Whisk the egg and smetana into the warm honey mixture. If you're using baker's ammonia, dissolve it in the milk and stir it in now. In a large bowl, mix the flour, baking soda, and salt, then pour in the honey mixture and stir until the flour disappears. Knead it only a few turns in the bowl. The dough should be soft, fragrant, and a little oily, not stiff like clay.
Flatten the dough into a thick disc, wrap it well, and refrigerate it overnight. By morning it should feel calm under your hands, firm but not brittle, and the spice should smell deeper. If it cracks at the edges when you roll, let it sit at room temperature until it softens enough to listen.

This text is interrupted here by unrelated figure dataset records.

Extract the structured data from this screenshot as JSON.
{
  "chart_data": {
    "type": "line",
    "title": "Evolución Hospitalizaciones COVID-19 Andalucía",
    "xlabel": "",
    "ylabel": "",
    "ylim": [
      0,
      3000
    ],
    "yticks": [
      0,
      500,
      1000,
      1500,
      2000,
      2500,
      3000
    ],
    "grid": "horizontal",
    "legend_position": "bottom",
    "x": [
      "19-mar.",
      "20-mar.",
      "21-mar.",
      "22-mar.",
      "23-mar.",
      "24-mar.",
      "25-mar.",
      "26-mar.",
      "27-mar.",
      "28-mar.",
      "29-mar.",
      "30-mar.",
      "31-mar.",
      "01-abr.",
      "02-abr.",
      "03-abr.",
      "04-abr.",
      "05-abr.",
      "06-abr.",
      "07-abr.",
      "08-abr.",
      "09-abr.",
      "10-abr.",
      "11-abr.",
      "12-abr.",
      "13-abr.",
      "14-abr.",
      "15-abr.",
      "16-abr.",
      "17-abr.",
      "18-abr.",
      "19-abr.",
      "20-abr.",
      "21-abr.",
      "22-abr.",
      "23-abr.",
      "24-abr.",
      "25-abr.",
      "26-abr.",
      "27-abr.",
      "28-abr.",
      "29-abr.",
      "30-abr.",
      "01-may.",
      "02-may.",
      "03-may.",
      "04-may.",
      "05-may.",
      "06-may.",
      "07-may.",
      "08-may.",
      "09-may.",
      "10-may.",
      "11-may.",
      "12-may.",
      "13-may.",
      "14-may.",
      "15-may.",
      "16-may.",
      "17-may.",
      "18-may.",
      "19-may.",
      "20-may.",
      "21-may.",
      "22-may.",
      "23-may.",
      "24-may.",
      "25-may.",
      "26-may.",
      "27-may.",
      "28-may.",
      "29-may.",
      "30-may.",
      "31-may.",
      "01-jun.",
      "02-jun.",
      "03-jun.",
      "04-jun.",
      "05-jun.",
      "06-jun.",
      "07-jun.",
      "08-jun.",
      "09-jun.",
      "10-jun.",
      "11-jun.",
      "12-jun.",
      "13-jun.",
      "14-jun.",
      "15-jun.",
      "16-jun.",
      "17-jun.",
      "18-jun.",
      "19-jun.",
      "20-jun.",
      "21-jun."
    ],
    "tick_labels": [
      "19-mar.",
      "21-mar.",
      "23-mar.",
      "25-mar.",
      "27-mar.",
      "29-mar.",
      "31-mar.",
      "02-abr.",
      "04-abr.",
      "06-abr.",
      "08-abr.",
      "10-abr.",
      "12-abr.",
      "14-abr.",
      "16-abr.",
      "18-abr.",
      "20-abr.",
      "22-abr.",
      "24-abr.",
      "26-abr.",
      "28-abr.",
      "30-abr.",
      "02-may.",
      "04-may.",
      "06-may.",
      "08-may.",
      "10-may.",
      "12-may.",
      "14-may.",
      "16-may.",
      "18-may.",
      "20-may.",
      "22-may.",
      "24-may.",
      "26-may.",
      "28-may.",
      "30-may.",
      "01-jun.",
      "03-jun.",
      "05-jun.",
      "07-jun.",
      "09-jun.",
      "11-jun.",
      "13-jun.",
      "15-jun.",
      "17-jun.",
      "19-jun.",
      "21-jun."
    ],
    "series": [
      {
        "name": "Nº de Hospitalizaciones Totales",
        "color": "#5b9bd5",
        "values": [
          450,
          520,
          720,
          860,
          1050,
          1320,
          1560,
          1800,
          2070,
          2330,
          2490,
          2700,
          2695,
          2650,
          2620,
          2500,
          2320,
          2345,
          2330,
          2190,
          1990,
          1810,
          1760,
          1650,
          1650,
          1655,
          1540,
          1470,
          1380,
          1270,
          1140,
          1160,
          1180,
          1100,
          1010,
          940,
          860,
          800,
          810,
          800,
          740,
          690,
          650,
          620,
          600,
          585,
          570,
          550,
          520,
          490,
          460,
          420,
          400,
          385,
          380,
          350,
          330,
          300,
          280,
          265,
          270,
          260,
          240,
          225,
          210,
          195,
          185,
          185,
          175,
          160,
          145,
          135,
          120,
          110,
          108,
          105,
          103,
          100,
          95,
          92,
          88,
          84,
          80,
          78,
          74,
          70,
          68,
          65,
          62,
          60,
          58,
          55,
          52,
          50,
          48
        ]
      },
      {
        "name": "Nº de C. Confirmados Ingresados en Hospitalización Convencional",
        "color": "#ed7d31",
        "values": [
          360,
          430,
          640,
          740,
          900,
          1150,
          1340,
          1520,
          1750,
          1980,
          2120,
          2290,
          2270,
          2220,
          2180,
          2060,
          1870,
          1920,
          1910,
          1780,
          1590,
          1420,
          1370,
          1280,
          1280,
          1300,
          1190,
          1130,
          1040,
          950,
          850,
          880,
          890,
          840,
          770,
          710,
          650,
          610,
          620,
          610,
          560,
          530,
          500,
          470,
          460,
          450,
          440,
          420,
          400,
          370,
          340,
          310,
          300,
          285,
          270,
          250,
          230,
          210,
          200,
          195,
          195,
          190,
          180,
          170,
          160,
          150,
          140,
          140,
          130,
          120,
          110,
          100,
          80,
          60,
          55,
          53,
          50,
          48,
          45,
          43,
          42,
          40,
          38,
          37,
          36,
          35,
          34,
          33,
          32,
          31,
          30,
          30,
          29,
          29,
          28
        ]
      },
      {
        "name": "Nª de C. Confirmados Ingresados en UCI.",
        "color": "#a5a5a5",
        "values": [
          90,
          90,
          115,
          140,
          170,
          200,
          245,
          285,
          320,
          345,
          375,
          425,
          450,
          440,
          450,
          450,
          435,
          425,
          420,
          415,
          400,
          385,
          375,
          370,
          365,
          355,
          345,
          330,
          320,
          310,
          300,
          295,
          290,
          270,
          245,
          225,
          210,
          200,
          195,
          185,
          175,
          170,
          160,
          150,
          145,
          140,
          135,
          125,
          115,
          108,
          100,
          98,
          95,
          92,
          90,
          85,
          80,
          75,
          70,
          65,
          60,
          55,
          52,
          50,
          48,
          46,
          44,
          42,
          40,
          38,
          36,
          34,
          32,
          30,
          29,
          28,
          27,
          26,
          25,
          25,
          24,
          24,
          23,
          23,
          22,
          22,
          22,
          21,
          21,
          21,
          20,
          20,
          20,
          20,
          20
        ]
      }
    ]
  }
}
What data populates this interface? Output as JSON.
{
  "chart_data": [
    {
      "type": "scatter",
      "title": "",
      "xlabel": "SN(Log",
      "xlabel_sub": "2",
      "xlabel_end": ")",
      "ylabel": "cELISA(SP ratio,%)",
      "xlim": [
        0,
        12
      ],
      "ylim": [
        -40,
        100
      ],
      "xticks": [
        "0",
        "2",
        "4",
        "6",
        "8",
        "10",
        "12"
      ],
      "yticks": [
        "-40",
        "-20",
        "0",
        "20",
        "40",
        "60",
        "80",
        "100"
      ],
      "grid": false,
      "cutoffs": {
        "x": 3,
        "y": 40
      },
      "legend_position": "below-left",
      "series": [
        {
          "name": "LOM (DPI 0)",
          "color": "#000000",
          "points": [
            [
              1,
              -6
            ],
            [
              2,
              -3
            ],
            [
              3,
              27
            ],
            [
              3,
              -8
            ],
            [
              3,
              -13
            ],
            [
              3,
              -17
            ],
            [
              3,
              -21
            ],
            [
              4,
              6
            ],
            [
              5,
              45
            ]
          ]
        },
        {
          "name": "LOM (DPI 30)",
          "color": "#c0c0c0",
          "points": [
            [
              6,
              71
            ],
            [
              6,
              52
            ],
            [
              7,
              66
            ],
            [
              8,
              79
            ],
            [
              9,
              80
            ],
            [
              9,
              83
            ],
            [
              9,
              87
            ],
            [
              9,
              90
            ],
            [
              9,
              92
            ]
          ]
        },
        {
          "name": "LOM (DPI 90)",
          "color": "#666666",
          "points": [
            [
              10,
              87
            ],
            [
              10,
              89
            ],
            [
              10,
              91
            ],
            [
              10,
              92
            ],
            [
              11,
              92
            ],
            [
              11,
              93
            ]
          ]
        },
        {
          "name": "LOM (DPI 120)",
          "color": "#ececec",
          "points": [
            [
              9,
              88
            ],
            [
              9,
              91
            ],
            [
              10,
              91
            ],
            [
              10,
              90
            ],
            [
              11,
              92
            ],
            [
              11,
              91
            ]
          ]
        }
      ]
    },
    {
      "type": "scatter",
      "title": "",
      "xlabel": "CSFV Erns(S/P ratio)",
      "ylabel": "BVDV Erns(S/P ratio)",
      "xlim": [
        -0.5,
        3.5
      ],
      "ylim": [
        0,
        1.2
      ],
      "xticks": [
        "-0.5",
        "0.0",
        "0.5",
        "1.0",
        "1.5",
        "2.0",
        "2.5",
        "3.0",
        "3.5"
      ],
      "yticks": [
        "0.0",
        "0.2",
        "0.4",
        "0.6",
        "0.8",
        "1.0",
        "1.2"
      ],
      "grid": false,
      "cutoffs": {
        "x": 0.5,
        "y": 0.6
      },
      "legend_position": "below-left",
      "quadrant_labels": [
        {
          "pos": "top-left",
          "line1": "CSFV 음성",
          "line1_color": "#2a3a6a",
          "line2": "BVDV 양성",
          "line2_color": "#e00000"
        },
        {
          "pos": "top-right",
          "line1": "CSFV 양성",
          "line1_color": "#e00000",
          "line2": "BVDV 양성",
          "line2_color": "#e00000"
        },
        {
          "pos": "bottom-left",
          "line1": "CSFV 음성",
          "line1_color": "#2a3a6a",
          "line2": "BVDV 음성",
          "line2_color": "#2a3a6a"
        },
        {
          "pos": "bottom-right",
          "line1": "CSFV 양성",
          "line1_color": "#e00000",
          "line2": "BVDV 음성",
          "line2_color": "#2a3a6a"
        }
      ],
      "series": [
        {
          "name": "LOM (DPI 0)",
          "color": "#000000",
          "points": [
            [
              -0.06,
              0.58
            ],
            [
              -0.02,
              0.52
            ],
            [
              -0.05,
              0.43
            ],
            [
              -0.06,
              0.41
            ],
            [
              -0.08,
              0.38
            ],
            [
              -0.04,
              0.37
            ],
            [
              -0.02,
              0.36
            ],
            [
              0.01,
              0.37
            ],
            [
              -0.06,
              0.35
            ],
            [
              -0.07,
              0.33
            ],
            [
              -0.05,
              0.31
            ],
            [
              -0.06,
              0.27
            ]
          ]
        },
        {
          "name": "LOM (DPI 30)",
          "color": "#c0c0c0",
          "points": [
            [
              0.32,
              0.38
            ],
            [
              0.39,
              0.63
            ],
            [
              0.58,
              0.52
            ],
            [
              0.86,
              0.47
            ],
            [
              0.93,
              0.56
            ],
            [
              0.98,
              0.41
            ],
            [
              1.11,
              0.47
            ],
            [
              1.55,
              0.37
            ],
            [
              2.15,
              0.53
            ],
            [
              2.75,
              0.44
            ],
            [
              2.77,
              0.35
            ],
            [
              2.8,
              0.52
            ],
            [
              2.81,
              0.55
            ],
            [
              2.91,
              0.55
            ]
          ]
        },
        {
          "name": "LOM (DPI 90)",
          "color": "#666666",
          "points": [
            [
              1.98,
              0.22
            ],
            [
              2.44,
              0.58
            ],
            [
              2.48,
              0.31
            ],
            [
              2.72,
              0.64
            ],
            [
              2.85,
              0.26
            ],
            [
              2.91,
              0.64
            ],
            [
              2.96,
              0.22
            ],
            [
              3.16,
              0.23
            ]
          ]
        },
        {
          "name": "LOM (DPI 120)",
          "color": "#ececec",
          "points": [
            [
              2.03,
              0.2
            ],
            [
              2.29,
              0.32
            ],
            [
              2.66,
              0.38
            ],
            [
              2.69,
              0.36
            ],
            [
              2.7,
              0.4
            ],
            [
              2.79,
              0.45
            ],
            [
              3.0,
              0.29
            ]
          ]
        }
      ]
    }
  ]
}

Heat the oven to 175C or 350F and line baking sheets with parchment. Roll the dough on a lightly floured surface to 4 to 5 mm thick. Cut St Nicholas figures, angels, stars, boots, horses, moons, whatever your cutters give you. Lift them to the trays with space between them. If you want ribbon holes, press them in now with a skewer.
For plain shiny cookies, brush lightly with the egg yolk wash; leave the surface matte if you plan to ice them. Bake one tray at a time until the centers look dry, the edges are a shade darker, and the underside is amber. You are smelling for toasted honey, not dark caramel. The cookies will still feel a little tender when lifted, then firm as they cool.
Beat the icing sugar with the pasteurized egg white, or with the meringue powder and water, plus the lemon juice. You want a thick white icing that falls from the spoon in a slow ribbon and sits on the surface before melting back in. Divide small spoonfuls into bowls and tint them with beet powder, turmeric, or cocoa if you like.
Pipe outlines, halos, buttons, little boots, sleepy eyes, or just a few white lines across the cookies. Let them dry uncovered until the icing no longer marks when touched with a careful finger. Don't stack them while the icing is soft, unless you enjoy modern art under the pillow.
Layer the dry cookies between parchment in an airtight tin and put them somewhere cool. They are good after a few days and better after a week or two, when the honey and spice have settled. Wrap a few for each child before bed on St Nicholas Eve, then hide the rest from the adults. Adults are worse.